Kenny Frost has been involved with ceremonies at the Yampah Vapor Caves for years, and considers himself a cultural liaison for the Glenwood Canyon area. But that is a role he took upon himself, Hanley Frost said.

“We basically told him, ‘You’re going to get yourself in trouble, because the tribe does not recognize you as a historian.’ So, he has put himself in some hot water, as far as I know.”

A spokeswoman for the tribal council did not return a request for comment, but Hanley Frost indicated that the tribe would be communicating with the Yampah Vapor Caves owners in an effort to patch relations. Kenny Frost did not return requests for followup comment Thursday.

Cassandra Kelting of Lakewood, who said she is half Native American with both Hopi and Apache ancestry, has participated in Frost’s ceremonies at the caves and said she considered the ban unjust since the area used to be Native American land. She considers Frost to be the natural person to lead Native ceremonies at the caves.

“In our culture, someone is appointed not only tribally but through spiritual means, and that is Kenny,” Kelting said.

In a Facebook comment on the Post Independent’s story, Anselmo said the Vapor Caves would continue to admit Native Americans with a tribal card at no charge, as the business has done for many years. Anselmo said the company has kept this a secret from the public, but that “tens of thousands” of Natives had visited the caves free over the past 29 years.

“Why bash a business that does this … no other company outside the reservations has a policy like theirs, they’ve given back so much to America’s Native communities,” Anselmo said.

Anselmo also stated that Kenny Frost had broken his word and lied, and that he had no official role in the Ute tribe.

“Yampah gave him a title ‘Spiritual Leader’ to promote the sweats they provide for this community,” Anselmo said.

“The action of banning this person is to preserve the sanctity, pure spirituality, and due regard necessary for those who conduct their ceremonies! The rituals will carry on without Kenny Frost,” Anselmo said in his post, which came in defense amid several disparaging Facebook comments accusing Anselmo of wrongdoing in the matter.

During his Sept. 15 speech in front of the Hotel Colorado, Kenny Frost also mentioned that the Vapor Caves were free to American Indians, and encouraged young tribe members to travel and learn about the hot springs.

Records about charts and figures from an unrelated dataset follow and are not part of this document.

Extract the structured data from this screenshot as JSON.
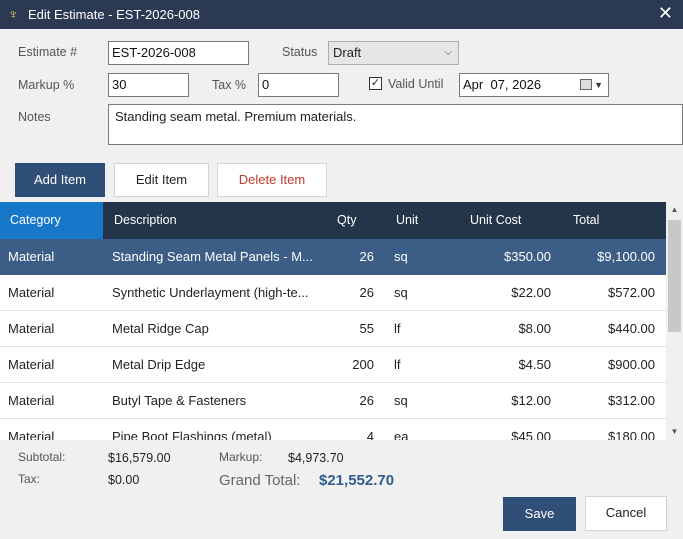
{
  "window": {
    "title": "Edit Estimate - EST-2026-008",
    "close_glyph": "✕"
  },
  "form": {
    "estimate_label": "Estimate #",
    "estimate_value": "EST-2026-008",
    "status_label": "Status",
    "status_value": "Draft",
    "markup_label": "Markup %",
    "markup_value": "30",
    "tax_label": "Tax %",
    "tax_value": "0",
    "valid_until_label": "Valid Until",
    "valid_until_checked": true,
    "valid_until_value": "Apr  07, 2026",
    "notes_label": "Notes",
    "notes_value": "Standing seam metal. Premium materials."
  },
  "toolbar": {
    "add_label": "Add Item",
    "edit_label": "Edit Item",
    "delete_label": "Delete Item"
  },
  "grid": {
    "columns": [
      "Category",
      "Description",
      "Qty",
      "Unit",
      "Unit Cost",
      "Total"
    ],
    "rows": [
      {
        "category": "Material",
        "description": "Standing Seam Metal Panels - M...",
        "qty": "26",
        "unit": "sq",
        "unit_cost": "$350.00",
        "total": "$9,100.00"
      },
      {
        "category": "Material",
        "description": "Synthetic Underlayment (high-te...",
        "qty": "26",
        "unit": "sq",
        "unit_cost": "$22.00",
        "total": "$572.00"
      },
      {
        "category": "Material",
        "description": "Metal Ridge Cap",
        "qty": "55",
        "unit": "lf",
        "unit_cost": "$8.00",
        "total": "$440.00"
      },
      {
        "category": "Material",
        "description": "Metal Drip Edge",
        "qty": "200",
        "unit": "lf",
        "unit_cost": "$4.50",
        "total": "$900.00"
      },
      {
        "category": "Material",
        "description": "Butyl Tape & Fasteners",
        "qty": "26",
        "unit": "sq",
        "unit_cost": "$12.00",
        "total": "$312.00"
      },
      {
        "category": "Material",
        "description": "Pipe Boot Flashings (metal)",
        "qty": "4",
        "unit": "ea",
        "unit_cost": "$45.00",
        "total": "$180.00"
      }
    ]
  },
  "summary": {
    "subtotal_label": "Subtotal:",
    "subtotal_value": "$16,579.00",
    "tax_label": "Tax:",
    "tax_value": "$0.00",
    "markup_label": "Markup:",
    "markup_value": "$4,973.70",
    "grand_total_label": "Grand Total:",
    "grand_total_value": "$21,552.70"
  },
  "footer": {
    "save_label": "Save",
    "cancel_label": "Cancel"
  }
}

The Yampah Spa and Vapor Caves is now owned by Patsy Steele and Anselmo. The site is known locally as cave No. 3, and was dug by Walter Devereaux in 1892 and first opened to visitors in 1897. The Ute people who lived in the valley before the settlers would travel to the natural hot springs and hot caves in the area.

Regarding the meaning of the vapor caves, “It has a reason beyond just being an archeological or a cultural site. We would consider the whole place to be an ethnographical cultural landscape,” Cassandra Atencio, a culture representative for the Southern Ute Tribe, said.

“We consider it to be a ceremonial place, and a cultural property, even though we were removed from the area,” she said.